Não é muito sensato levar um link de 10mbps para a casa de um cliente através de fibra, quando um radio bem configurado pode levar até 80mbps em média.
Porém, é importante ressaltar que, na maioria dos casos, utiliza-se uma combinação de instalações de cabo ou fibra e de ondas de rádio, pois cada opção se mostra mais adequada a necessidades distintas. E consultores alertam: não existe uma única opção melhor. Depende de cada caso.
Normalmente, utilizam-se cabos e/ou fibra ótica para levar o sinal dos backhauls (troncos de infra-estrutura de rede) até os provedores de acesso à internet, em função de sua maior capacidade de transmissão de dados, comparativamente a redes sem fio.
E, para levar o acesso dos provedores de acesso à internet ao usuário final (edifícios públicos, casas das pessoas etc.), as ondas de rádio (ou seja, as redes sem fio) têm sido amplamente utilizadas, por terem capacidade suficiente para a necessidade e apresentam a vantagem de não “fixarem” o usuário final em um único ponto: o sinal sem fio chega ao ambiente como um todo, não a um ponto específico.
Ambientes internos e externos
É importante destacar que o universo de equipamentos para instalar redes sem fio é diferente para ambientes internos e externos. Nos primeiros, é utilizada a tecnologia de transmissão de dados Wi-Fi, que utiliza aparelhos chamados roteadores. Estes captam o sinal externo e o irradiam por todo o ambiente interno, criando o que os técnicos chamam de “nuvem de sinal”.
Dessa forma, o usuário pode estar em qualquer lugar do ambiente, não precisando ficar preso a um determinado cabo. O alcance médio do sinal é de até 10 metros, podendo ser significativamente reduzido de acordo com o número e a densidade de obstáculos de concreto, espelhos, e outros objetos que possam "absorver" o sinal de radio no ambiente.
Em ambientes externos, pode ser usada uma variedade de tecnologias, algumas livres, outras proprietárias.
Desde rádios utilizando frequências liberadas pela Anatel (2.4GHz e 5.8GHz) até rádio de micro-ondas onde é necessária uma licença específica. Para cada uma dessas tecnologias, existem rádios para uso nos casos em que há linha de visada (ou seja, não há obstáculos físicos entre o rádio e o ponto ao qual o sinal tem que chegar) e para os casos sem linha de visada.
Nos rádios atuais chuva, neblina, vento e outros fenômenos não interferem no sinal.
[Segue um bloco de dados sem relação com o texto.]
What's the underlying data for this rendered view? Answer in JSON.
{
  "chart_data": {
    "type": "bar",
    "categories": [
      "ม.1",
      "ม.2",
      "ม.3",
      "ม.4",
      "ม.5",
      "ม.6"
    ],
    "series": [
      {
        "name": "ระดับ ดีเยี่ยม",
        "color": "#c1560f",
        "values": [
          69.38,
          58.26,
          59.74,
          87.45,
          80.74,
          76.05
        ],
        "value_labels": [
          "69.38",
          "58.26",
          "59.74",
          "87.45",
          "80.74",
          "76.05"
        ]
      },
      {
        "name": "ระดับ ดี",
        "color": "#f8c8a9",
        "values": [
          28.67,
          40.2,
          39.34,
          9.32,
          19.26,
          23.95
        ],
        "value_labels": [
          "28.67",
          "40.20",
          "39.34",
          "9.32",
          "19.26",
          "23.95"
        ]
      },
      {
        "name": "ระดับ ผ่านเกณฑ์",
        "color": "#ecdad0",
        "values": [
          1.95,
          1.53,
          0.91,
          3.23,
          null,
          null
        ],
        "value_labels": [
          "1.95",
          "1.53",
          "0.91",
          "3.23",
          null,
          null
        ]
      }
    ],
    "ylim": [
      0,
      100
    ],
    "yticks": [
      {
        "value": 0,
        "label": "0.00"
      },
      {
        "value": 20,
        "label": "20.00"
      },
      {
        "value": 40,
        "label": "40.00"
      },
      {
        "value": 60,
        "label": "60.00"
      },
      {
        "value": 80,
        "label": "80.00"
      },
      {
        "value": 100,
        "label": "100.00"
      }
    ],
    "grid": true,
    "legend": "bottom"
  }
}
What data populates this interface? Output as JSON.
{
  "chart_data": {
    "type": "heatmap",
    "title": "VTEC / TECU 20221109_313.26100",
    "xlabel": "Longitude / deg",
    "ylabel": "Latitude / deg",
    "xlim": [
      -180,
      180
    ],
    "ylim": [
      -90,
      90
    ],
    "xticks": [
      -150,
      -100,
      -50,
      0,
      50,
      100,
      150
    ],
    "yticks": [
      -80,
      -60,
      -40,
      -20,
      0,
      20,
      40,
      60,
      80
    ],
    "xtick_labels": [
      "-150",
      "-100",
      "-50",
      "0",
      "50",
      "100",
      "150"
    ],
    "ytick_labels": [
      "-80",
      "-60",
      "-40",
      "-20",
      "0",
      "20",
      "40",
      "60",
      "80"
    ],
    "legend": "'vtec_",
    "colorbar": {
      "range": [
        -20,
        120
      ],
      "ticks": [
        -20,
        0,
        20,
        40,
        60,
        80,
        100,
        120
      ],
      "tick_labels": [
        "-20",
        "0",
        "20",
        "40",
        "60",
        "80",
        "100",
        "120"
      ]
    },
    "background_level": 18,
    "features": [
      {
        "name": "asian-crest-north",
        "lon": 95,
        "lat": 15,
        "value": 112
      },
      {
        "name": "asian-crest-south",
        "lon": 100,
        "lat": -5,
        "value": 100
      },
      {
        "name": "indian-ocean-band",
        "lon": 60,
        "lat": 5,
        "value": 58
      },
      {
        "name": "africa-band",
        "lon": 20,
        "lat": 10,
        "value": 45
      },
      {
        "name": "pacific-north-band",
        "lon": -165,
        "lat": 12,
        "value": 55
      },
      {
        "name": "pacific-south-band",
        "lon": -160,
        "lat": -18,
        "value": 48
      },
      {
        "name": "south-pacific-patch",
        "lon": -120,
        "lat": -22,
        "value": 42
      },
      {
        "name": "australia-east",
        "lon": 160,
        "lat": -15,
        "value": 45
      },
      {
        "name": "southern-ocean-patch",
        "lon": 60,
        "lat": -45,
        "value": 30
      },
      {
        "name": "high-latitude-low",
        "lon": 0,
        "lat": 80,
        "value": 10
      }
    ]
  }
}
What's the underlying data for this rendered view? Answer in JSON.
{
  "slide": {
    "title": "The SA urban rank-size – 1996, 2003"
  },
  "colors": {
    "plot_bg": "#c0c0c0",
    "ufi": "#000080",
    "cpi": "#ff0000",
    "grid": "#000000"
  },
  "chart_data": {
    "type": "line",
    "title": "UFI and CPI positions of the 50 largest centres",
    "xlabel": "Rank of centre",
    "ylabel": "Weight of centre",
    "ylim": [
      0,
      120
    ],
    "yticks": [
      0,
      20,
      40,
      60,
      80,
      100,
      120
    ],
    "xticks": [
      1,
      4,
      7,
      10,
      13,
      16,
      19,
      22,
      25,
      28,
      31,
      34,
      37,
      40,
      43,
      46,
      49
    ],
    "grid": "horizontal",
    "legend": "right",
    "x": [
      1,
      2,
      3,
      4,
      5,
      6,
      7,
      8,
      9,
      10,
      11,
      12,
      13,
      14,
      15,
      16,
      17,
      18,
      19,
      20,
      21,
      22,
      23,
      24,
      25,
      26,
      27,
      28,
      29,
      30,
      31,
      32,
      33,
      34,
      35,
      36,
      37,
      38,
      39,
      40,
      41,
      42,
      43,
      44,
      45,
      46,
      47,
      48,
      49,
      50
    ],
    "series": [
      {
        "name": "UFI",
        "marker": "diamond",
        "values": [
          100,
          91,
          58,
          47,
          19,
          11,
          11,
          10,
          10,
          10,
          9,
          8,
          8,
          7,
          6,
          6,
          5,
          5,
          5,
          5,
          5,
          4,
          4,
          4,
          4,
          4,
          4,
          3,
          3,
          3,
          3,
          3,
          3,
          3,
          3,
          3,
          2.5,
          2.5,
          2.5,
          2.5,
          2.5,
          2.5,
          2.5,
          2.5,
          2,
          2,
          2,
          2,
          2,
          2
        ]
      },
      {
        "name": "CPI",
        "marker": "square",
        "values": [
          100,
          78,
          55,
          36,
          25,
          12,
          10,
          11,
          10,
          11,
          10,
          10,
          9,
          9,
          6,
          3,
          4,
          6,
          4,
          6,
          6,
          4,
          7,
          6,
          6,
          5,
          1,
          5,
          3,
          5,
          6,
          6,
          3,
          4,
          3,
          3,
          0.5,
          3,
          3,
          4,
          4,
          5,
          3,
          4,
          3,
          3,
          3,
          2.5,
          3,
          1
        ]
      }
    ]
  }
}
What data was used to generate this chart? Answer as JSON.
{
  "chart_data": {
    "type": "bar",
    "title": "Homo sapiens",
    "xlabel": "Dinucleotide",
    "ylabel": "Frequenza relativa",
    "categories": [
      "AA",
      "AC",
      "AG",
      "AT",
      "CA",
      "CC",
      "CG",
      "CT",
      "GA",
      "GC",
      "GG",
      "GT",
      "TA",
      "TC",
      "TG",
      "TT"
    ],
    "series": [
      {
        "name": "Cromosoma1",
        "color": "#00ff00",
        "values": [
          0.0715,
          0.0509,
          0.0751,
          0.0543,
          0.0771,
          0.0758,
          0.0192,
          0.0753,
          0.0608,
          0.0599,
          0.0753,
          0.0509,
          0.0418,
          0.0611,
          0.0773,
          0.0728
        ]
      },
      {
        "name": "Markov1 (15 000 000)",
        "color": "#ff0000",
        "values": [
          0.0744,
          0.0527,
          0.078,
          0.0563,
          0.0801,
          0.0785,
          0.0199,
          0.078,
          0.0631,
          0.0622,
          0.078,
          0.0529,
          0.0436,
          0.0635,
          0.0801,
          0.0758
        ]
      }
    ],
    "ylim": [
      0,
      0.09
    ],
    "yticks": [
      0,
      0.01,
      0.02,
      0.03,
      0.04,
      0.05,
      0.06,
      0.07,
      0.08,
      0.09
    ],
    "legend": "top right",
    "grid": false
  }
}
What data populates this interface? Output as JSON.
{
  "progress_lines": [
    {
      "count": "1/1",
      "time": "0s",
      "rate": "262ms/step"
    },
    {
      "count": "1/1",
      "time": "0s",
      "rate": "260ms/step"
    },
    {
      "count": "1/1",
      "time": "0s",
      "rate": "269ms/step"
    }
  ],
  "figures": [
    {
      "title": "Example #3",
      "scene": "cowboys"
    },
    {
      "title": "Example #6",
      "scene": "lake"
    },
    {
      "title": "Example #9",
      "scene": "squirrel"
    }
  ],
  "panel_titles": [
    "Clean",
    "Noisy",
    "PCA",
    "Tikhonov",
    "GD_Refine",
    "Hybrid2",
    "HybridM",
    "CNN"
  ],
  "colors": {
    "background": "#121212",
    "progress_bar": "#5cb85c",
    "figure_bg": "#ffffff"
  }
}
Além disso, há dois tipos de direcionamento/alcance de equipamentos de rádio: os que são ponto a ponto, ou seja, farão a transmissão exclusivamente entre dois pontos específicos e normalmente têm alcance superior a 50 km; e os que são ponto a multiponto, ou seja, de um mesmo rádio central sai um sinal em 360 graus, que chega a vários rádios e tem alcance aproximado de 15 km.
Ainda, uma quebra na fibra pode levar dias para ser detectada se o provedor não possuir um TDR (equipamento que chega a mais de R$ 50.000,00). Isso tudo acarreta perda de tempo, tempo necessário para encontrar e refazer a fusão de todas fibras no cabo.
O que vemos hoje é uma grande propaganda enganosa por parte de alguns provedores ao alardear que rádio não presta e que fibra é muito melhor. Isso não é verdade. São meios diferentes com finalidades diferentes.
A utilização de fibra torna-se relevante se o consumidor vai necessitar de grandes velocidades a partir de 50mbps.
A GVT começou em Curitiba com rádio e passou vários anos utilizando este meio e foi considerada a melhor em sua época.
Enfim, não importa se é radio, fibra ou metal. O que importa é se o provedor tem velocidade suficiente para atender todos os seus usuários.